|Title:||Communicative Grammar of the Basque Verb (Selected Aspects)||Add Dissertation|
|Author:||Alan King||Update Dissertation|
|Institution:||Queen Mary, University of London, Department of Linguistics|
|Linguistic Subfield(s):||Syntax; Typology;|
|Abstract:||The thesis aims, first, to establish the general nature and theoretical basis of communicative grammar, and secondly, to describe aspects of the grammar of the Basque verb so as to illustrate, as regards both breadth and unity of treatment, the range of issues and approaches that communicative grammars aim to encompass.

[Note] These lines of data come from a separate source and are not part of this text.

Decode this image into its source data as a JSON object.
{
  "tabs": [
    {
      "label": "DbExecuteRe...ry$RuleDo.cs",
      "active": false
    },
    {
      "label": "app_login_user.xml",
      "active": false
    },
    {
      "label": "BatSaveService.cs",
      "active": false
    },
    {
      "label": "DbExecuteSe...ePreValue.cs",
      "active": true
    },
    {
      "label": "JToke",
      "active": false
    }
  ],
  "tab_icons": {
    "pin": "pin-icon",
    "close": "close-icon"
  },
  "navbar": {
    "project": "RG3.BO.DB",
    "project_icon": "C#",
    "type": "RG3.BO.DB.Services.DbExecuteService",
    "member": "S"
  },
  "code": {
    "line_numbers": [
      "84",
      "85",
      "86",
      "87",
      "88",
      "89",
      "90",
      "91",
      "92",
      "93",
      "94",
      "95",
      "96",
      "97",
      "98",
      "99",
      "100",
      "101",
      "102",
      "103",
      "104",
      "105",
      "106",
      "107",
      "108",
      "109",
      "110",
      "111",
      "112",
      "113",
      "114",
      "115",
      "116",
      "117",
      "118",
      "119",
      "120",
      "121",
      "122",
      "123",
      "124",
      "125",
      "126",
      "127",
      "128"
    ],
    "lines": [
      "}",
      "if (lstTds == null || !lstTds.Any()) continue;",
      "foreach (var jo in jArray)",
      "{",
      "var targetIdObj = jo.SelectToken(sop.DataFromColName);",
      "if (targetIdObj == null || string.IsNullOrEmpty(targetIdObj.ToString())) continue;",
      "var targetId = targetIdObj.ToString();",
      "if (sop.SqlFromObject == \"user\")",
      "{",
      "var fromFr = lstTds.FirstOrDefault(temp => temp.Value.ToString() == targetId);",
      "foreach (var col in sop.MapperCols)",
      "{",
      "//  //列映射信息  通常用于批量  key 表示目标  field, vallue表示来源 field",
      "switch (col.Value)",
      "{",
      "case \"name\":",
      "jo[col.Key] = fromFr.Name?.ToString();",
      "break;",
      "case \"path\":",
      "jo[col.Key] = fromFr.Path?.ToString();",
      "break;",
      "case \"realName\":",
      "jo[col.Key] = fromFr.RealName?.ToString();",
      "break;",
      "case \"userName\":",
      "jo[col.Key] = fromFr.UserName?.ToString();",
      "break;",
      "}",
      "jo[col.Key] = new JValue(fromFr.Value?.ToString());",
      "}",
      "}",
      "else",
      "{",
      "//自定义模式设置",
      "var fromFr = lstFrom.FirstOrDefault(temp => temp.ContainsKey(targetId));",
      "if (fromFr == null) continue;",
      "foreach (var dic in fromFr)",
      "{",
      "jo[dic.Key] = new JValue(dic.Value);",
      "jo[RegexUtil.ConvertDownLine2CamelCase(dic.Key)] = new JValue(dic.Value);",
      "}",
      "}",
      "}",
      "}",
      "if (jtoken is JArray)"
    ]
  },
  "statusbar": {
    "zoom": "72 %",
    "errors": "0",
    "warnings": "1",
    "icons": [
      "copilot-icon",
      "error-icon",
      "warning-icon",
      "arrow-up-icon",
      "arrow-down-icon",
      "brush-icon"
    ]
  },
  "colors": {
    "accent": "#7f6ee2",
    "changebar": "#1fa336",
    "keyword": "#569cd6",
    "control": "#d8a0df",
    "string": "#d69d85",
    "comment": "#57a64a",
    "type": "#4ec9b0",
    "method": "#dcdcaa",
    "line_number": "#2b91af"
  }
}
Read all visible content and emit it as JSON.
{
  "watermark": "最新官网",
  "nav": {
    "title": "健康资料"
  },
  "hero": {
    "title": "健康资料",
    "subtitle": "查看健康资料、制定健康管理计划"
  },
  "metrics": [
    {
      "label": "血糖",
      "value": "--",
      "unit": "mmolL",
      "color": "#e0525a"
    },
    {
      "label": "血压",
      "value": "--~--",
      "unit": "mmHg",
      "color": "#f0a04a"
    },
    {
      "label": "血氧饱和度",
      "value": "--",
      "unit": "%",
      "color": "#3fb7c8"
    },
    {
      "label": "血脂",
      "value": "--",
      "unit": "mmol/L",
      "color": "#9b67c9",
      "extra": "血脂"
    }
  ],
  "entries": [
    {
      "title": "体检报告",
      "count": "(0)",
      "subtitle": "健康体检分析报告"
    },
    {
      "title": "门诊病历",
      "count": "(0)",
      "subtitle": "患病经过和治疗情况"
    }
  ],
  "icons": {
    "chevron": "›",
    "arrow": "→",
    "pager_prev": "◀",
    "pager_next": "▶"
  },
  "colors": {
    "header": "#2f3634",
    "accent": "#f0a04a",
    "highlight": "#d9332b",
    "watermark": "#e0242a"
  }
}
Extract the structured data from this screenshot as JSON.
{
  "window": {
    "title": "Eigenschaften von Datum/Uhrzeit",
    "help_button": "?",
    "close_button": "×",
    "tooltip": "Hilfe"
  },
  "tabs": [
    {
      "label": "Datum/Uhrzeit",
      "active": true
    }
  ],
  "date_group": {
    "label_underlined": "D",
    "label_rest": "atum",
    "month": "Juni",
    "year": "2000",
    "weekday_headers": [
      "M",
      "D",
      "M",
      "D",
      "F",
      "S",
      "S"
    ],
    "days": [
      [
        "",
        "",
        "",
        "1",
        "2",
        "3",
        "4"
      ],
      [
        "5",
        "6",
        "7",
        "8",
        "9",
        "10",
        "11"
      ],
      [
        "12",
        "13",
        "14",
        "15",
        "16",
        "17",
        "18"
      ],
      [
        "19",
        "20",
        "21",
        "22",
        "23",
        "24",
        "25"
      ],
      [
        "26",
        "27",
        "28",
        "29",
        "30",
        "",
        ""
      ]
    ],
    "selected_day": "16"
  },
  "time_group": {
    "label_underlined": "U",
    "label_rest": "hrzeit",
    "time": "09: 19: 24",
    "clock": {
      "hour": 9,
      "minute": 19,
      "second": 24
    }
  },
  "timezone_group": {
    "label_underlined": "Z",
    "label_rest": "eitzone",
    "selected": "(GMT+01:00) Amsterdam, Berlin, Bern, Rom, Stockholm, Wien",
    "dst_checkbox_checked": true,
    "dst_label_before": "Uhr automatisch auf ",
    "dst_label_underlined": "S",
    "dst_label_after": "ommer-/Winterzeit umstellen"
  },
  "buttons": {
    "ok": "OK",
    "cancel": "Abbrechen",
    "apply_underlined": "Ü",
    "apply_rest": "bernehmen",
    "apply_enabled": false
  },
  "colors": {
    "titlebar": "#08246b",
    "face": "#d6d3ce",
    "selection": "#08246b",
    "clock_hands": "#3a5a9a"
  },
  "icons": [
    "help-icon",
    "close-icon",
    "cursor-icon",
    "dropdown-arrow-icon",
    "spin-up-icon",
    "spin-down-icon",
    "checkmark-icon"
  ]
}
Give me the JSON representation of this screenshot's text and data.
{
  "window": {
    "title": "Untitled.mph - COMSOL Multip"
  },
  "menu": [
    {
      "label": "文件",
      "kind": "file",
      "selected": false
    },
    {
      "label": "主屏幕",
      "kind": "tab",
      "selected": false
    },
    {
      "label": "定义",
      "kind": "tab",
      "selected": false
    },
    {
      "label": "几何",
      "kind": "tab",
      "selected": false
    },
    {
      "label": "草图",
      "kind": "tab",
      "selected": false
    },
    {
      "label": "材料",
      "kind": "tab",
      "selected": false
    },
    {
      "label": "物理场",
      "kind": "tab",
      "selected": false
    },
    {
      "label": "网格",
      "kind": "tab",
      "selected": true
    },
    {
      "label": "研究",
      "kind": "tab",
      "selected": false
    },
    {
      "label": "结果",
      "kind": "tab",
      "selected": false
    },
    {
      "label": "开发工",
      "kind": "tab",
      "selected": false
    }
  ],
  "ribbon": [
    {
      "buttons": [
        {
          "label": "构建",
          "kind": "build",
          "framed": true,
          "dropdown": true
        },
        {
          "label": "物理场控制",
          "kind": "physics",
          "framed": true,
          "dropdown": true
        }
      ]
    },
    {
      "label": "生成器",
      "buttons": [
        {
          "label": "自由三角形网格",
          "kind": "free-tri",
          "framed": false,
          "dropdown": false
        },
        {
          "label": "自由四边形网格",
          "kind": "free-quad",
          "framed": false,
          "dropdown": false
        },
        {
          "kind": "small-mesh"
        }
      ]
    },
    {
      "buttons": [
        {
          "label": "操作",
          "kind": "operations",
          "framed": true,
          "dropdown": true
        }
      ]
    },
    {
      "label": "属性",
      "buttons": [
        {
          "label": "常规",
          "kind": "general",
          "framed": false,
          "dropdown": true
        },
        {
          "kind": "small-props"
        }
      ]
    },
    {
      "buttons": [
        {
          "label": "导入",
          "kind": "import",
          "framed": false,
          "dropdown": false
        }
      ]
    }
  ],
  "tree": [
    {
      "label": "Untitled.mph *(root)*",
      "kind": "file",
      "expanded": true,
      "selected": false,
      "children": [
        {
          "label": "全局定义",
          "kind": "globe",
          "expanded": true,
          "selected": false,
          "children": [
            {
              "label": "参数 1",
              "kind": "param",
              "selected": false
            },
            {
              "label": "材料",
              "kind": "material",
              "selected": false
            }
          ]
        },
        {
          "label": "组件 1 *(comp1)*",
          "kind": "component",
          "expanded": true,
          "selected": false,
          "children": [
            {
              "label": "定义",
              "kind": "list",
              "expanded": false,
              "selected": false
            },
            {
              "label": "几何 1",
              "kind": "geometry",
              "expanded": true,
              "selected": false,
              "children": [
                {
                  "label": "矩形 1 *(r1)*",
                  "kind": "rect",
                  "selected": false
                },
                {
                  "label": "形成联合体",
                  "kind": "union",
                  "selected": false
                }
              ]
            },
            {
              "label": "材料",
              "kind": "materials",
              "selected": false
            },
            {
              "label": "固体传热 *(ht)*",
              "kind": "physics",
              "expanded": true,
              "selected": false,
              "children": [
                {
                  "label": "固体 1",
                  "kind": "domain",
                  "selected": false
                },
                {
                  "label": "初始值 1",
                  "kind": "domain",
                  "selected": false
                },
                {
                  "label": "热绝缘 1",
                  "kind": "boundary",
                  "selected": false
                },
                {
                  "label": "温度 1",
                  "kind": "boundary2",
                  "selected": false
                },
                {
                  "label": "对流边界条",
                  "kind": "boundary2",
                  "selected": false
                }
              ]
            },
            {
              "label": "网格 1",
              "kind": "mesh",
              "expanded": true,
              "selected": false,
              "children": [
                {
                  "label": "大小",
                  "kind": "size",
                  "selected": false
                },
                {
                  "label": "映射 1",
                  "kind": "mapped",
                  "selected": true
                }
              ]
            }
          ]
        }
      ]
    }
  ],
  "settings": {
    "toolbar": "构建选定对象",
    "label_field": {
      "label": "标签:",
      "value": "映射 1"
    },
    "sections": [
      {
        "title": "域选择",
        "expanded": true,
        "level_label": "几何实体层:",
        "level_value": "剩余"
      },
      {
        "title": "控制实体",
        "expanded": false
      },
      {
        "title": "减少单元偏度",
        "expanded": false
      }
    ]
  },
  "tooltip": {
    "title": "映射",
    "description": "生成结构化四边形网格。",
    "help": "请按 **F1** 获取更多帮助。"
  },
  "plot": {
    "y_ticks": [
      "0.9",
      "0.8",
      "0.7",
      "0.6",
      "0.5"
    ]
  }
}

Communicative grammar is an endeavour to develop language descriptions that account for as many aspects of communicative competence as are compatible with generic criteria such as the possibility of systematic, comprehensive description, language-specific relevance and cross-linguistic comparability, usefulness, and coherence. Since syntax is a component of communicative competence, the description thereof enters into communicative grammar, which however is wider in scope and admits an eclectic theoretical infrastructure.
The verb in general, and in Basque in particular, is chosen as the uniting theme through which the thesis will exemplify various descriptive approaches. Some typically verb-related concepts are process, transitivity, predication, information structure, process perspective (i.e. tense, aspect, mood and modality), and illocutionary and attitudinal functions. For reasons of space the thesis will concentrate on some of the aforementioned concepts.
The study begins with a non-language-specific discussion of some relevant theories (Ch. 1) and operative concepts (Ch. 3). Theoretically, particular attention is given to the relation between inferential and conventional utterance interpretation processes. At the operative level, concepts of process perspective, illocutionary function and politeness strategy are examined. There is also a review of existing communicative grammars and related precedents (Ch. 2). Detailed accounts follow of form and use patterns of Basque synthetic (Ch. 4) and periphrastic (Ch. 5) conjugation systems, Basque expressions of modality (Ch. 6), and conventional illocutionary formulae, in conjunction with attitudinal variables (Ch. 7).
As behooves a communicatively-oriented grammatical study, intralinguistic variation--especially stylistic--is frequently referred to, while the main variety described in the thesis is present-day colloquial Gipuzkoan.